Dinding putih di salah satu sudut Museum Sejarah Jakarta memproyeksikan seorang perempuan berambut panjang menyapu lantai dengan gerak yang monoton. Dia mengumpulkan pasir-pasir yang memenuhi ruangan kemudian menumpuknya. Terkesan hanya kegiatan iseng belaka? Tapi coba Anda mendekat kemudian sadari kalau pasir yang disapunya ternyata susunan motif keramik yang menimpa pola yang sudah ada di ubin.
Seniman Palestina-Arab Dana Awartani membawakan I went away and forgot you. A while ago I remembered. I remembered I’d forgotten you.

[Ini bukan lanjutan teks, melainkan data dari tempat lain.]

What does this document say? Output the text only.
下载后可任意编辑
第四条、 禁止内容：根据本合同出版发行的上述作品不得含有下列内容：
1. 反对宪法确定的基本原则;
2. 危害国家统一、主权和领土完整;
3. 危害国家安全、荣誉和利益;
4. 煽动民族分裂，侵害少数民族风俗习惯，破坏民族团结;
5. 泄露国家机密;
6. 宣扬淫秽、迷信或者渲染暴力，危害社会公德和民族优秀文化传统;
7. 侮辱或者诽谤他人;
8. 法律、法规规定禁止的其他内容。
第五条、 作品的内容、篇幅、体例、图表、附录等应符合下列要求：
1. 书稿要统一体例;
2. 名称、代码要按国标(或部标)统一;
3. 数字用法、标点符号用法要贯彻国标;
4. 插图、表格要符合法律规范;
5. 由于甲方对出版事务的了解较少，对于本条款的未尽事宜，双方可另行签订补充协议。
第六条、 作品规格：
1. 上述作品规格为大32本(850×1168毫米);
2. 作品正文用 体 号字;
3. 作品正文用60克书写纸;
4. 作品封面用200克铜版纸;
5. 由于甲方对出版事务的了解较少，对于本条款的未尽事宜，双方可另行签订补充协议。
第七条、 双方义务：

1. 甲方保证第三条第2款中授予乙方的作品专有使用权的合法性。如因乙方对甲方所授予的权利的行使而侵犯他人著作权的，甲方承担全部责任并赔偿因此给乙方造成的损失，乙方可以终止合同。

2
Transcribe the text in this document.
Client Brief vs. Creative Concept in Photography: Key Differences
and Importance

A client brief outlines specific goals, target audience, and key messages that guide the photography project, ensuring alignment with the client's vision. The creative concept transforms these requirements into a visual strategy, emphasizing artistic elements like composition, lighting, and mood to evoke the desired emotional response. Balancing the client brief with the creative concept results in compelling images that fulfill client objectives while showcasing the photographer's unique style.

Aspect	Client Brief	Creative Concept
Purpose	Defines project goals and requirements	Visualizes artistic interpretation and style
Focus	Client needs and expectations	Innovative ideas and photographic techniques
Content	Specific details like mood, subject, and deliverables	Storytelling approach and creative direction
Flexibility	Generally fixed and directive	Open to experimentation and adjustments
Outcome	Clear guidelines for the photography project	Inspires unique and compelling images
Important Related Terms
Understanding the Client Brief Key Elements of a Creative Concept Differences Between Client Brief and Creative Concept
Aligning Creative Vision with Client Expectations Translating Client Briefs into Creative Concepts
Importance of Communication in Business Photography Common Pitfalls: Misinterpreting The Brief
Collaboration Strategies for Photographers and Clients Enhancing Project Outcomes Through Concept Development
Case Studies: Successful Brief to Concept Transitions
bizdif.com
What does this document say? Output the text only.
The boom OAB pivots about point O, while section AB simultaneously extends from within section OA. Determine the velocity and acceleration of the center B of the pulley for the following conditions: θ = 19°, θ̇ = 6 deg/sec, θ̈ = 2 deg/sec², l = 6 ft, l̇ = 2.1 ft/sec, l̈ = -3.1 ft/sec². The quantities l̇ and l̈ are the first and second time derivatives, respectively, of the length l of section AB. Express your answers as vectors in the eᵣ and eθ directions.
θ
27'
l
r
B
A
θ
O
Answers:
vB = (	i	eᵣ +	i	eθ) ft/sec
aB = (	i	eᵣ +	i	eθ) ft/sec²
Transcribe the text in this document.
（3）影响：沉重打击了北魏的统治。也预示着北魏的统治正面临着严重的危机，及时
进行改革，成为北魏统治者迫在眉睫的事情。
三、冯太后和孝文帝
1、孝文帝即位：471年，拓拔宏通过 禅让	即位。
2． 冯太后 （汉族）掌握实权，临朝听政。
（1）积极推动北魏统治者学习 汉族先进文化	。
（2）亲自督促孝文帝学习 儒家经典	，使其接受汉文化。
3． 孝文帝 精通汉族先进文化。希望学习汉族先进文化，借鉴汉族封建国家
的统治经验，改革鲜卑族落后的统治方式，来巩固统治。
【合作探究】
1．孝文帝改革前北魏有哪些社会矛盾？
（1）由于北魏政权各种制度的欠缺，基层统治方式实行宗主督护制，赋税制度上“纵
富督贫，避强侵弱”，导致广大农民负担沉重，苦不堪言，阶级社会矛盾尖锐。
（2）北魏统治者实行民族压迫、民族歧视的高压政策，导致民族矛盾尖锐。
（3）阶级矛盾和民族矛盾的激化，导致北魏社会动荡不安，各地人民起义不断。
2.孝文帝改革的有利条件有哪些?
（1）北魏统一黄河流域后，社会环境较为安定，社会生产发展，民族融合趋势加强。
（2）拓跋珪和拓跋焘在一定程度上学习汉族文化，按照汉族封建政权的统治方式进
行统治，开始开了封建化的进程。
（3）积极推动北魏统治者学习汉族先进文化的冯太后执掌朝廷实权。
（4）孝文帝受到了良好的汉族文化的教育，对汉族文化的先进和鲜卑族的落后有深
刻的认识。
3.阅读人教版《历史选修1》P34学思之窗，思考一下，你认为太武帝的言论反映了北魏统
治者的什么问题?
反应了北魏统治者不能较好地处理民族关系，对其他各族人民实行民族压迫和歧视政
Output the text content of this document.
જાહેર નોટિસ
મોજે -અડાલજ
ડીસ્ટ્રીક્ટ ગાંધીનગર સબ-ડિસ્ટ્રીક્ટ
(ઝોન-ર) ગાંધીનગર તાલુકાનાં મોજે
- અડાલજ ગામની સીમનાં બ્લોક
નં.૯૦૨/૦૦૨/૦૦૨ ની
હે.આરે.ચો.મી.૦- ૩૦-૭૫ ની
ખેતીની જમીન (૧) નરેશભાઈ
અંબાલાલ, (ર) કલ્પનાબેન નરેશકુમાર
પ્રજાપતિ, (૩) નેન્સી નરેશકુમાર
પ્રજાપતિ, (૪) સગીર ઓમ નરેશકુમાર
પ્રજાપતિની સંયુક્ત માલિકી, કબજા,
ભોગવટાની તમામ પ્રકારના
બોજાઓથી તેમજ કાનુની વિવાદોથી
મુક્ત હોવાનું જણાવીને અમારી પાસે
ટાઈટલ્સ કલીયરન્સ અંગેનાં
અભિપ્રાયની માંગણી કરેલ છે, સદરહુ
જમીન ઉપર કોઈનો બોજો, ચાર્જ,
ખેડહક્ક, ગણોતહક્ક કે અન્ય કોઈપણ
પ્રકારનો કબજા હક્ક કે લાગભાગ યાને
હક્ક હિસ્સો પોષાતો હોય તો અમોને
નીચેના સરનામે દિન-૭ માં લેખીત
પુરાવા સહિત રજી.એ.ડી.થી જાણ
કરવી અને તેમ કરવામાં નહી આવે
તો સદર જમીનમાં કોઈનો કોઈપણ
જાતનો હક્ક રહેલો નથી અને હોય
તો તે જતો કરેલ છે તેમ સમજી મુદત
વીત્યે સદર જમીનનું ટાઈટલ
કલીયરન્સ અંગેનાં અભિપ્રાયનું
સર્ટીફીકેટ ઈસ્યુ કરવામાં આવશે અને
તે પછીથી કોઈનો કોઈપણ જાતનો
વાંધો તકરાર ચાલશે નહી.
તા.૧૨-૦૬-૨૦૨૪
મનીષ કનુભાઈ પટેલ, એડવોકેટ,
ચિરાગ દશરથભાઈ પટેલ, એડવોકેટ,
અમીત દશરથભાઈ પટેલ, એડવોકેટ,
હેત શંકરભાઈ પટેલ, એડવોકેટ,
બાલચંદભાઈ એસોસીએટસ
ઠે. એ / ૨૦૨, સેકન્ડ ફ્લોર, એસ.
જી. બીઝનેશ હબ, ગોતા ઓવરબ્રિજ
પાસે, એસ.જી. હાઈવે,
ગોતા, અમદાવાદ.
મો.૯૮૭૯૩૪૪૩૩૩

I was dreaming sebagai karya yang dipamerkan di Jakarta Biennale dan menempati ruang di Kota Tua.
Baca juga Sebuah Refleksi dari Kompleksitas Jiwa David Gheron Tretiakoff
Sesungguhnya Dana ingin menceritakan bagaimana arsitektur tradisional telah digantikan dengan estetika kebudayaan Eropa demi “kemajuan” peradaban. Akar tradisional yang merepresentasikan jiwa itu sendiri seringkali tercerabut demi mengupayakan modernitas.
Gambaran yang kurang lebih sama dapat dilihat dalam film dokumenter The Last Puang Matoa, juga di Museum Sejarah Jakarta. Keterasingan komunitas Bissu di Bugis antara diyakini ataupun dianggap sebagai kebutuhan wisata namun tidak dijaga sebagaimana mestinya.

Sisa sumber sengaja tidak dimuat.